Rabobank n’échappe pas aux conséquences de la crise financière

le 08/03/2012 L'AGEFI Hebdo

La banque coopérative néerlandaise, qui a perdu son triple A fin 2011, profite cependant du sort moins enviable de ses concurrents locaux.

Rabobank n’est plus l’exception qu’elle a été. La banque commerciale, qui pendant longtemps a été aussi bien notée que le mieux considéré des Etats, est en effet tombée de son piédestal. En novembre, le groupe coopératif néerlandais s’est vu retirer son « AAA » par Standard & Poor’s. L’aggravation de la crise souveraine à partir d’août 2011, ajoutée aux stress tests menés par l’Autorité bancaire européenne, a souligné l’imbrication entre risque bancaire et risque souverain. Mais le directeur financier de Rabobank relativise. « On s’habitue à tout, a ainsi déclaré Bert Bruggink. Apparemment, le double A est le nouveau triple A. »

La coopérative néerlandaise reste cependant un cas à part : à la fois très internationale, avec une présence dans 46 pays et un portefeuille de prêts dont un quart est non domestique, et étonnamment provinciale avec un conseil d’administration au recrutement étroitement régional. Elle n’est d’ailleurs pas jugée systémique. Très prisée des investisseurs, elle demeure foncièrement rétive à la cotation en Bourse, avec une gouvernance opaque et complexe basée sur 139 coopératives locales, et un sens tout relatif de la transparence. Le « Crédit Agricole » batave a cependant été rattrapé par la crise. « 2011 est une année à deux faces : une fantastique première moitié et une seconde moins prometteuse », a ainsi résumé Piet Moerland, son directeur général, lors de la présentation de ses résultats annuels le 1er

mars.

Même si la qualité de son portefeuille reste supérieure à la moyenne des banques européennes, elle souffre du trou d’air conjoncturel. « Les impayés ont été plus importants au second semestre », a-t-il reconnu. C’est la principale explication du recul relatif des résultats qui s’établit en 2011 à 2,6 milliards d’euros, en baisse de 5 % par rapport à 2010, malgré une croissance du bilan de 12 %. Le rendement sur fonds propres baisse à 7,6 % malgré des réductions de coûts, y compris salariaux.

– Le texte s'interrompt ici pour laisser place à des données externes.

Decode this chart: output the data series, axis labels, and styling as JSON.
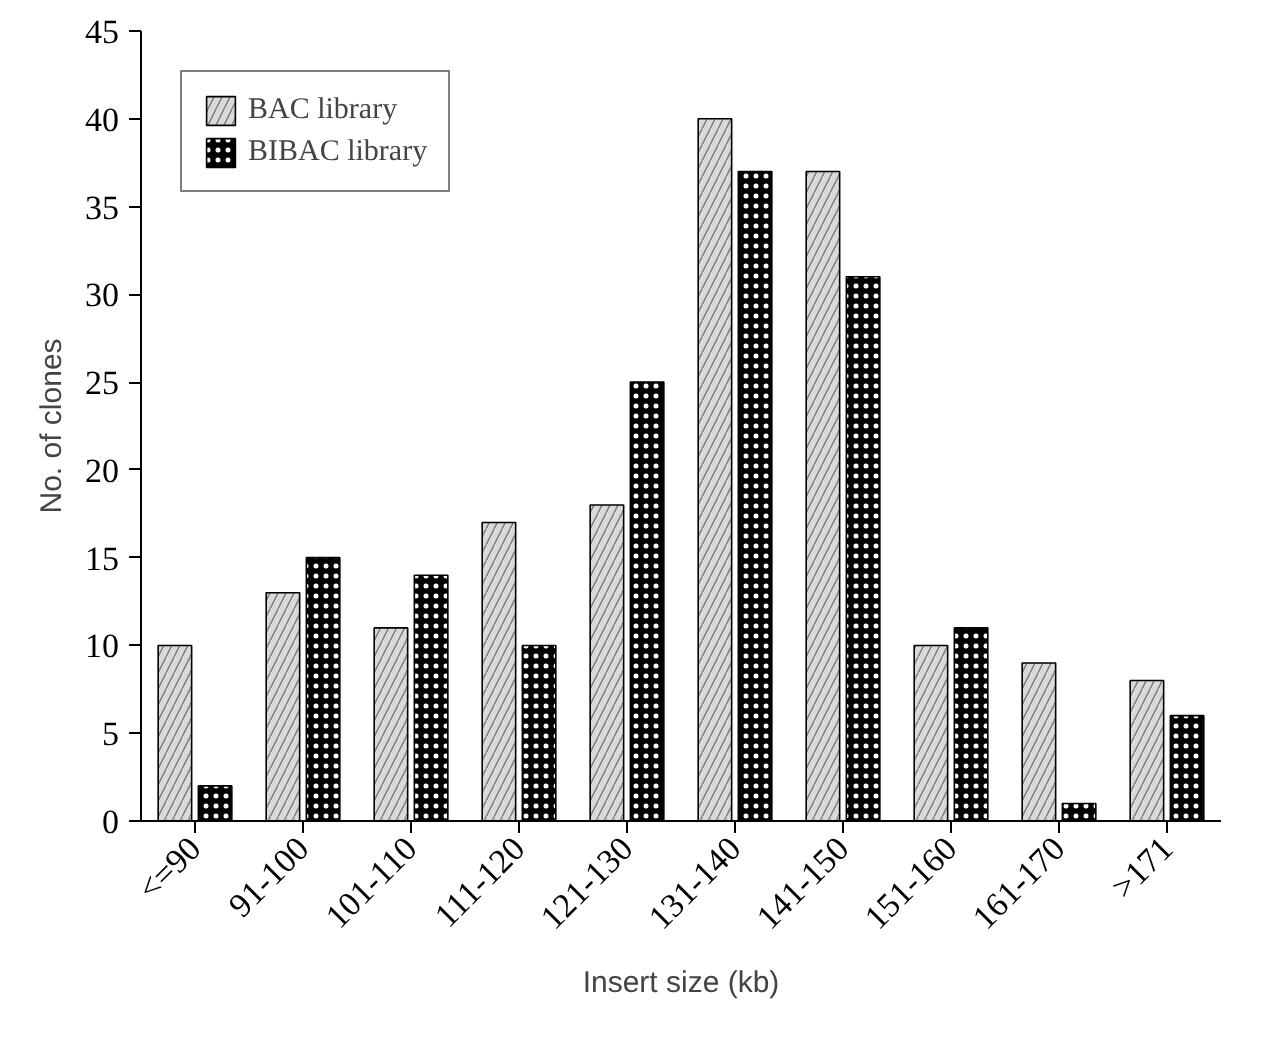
{
  "chart_data": {
    "type": "bar",
    "xlabel": "Insert size (kb)",
    "ylabel": "No. of clones",
    "categories": [
      "<=90",
      "91-100",
      "101-110",
      "111-120",
      "121-130",
      "131-140",
      "141-150",
      "151-160",
      "161-170",
      ">171"
    ],
    "series": [
      {
        "name": "BAC library",
        "color": "#d9d9d9",
        "values": [
          10,
          13,
          11,
          17,
          18,
          40,
          37,
          10,
          9,
          8
        ]
      },
      {
        "name": "BIBAC library",
        "color": "#000000",
        "values": [
          2,
          15,
          14,
          10,
          25,
          37,
          31,
          11,
          1,
          6
        ]
      }
    ],
    "ylim": [
      0,
      45
    ],
    "yticks": [
      0,
      5,
      10,
      15,
      20,
      25,
      30,
      35,
      40,
      45
    ],
    "grid": false,
    "legend": "top left"
  }
}
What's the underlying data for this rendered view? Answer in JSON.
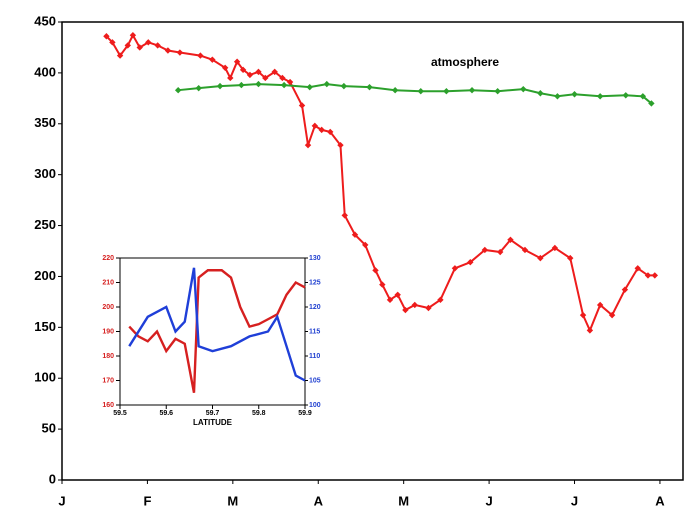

Certains métiers sont touchés. En France par exemple, sa filiale Robeco cesse de gérer des actifs sur place et remercie deux tiers de son personnel.

La crise a aussi du bon : Rabobank tire partie du sort encore moins enviable de ses concurrentes. A l’heure où la réputation d’ABN Amro et celle d’ING restent entachées par leur effondrement en 2008, elle bénéficie d’un « effet refuge » sur le marché de la banque de détail, souligne Piet Moerland. Les dépôts liquides auprès des 872 agences du groupe et de sa banque en ligne ont bondi de 10 % en 2011, à 330 milliards d’euros, dans un climat économique pourtant déprimé. La part de marché de la banque sur le marché du crédit immobilier néerlandais atteint désormais 31,7 %, soit près de 3 % de plus qu’en 2010.

Incertitudes pour 2012

A l’international, l’Amérique du Nord et du Sud, ainsi que l’Océanie, restent l’ancrage du groupe qui, essentiellement, y accompagne la puissante industrie agroalimentaire néerlandaise. Fin 2011, le groupe s’est pourtant séparé de la banque privée suisse Sarasin, juste avant que celle-ci soit rattrapée par la justice.

L’exercice 2012 s’ouvre cependant sur des incertitudes avec, notamment, de nouvelles pertes prévues dans la filiale immobilière irlandaise. Par ailleurs, l’expiration, aux Pays-Bas, d’un avantage fiscal sur les emprunts immobiliers a déclenché une vague de remboursements anticipés de « plusieurs centaines de millions d’euros », a confié Pier Moerland, sur un volume de prêts aux particuliers de plus de 200 milliards d’euros.

La dégradation de la situation budgétaire aux Pays-Bas et la faiblesse de la croissance continueront aussi à peser sur le groupe. « Outre l’abaissement du souverain (néerlandais), nous pourrions aussi abaisser la notation à long terme de Rabobank si les pertes pour impayés devaient augmenter dans un environnement économique plus faible », avertissait Standard & Poor’s fin 2011. En mai, les 2 millions de membres des coopératives se réuniront à Utrecht pour évoquer la stratégie du groupe.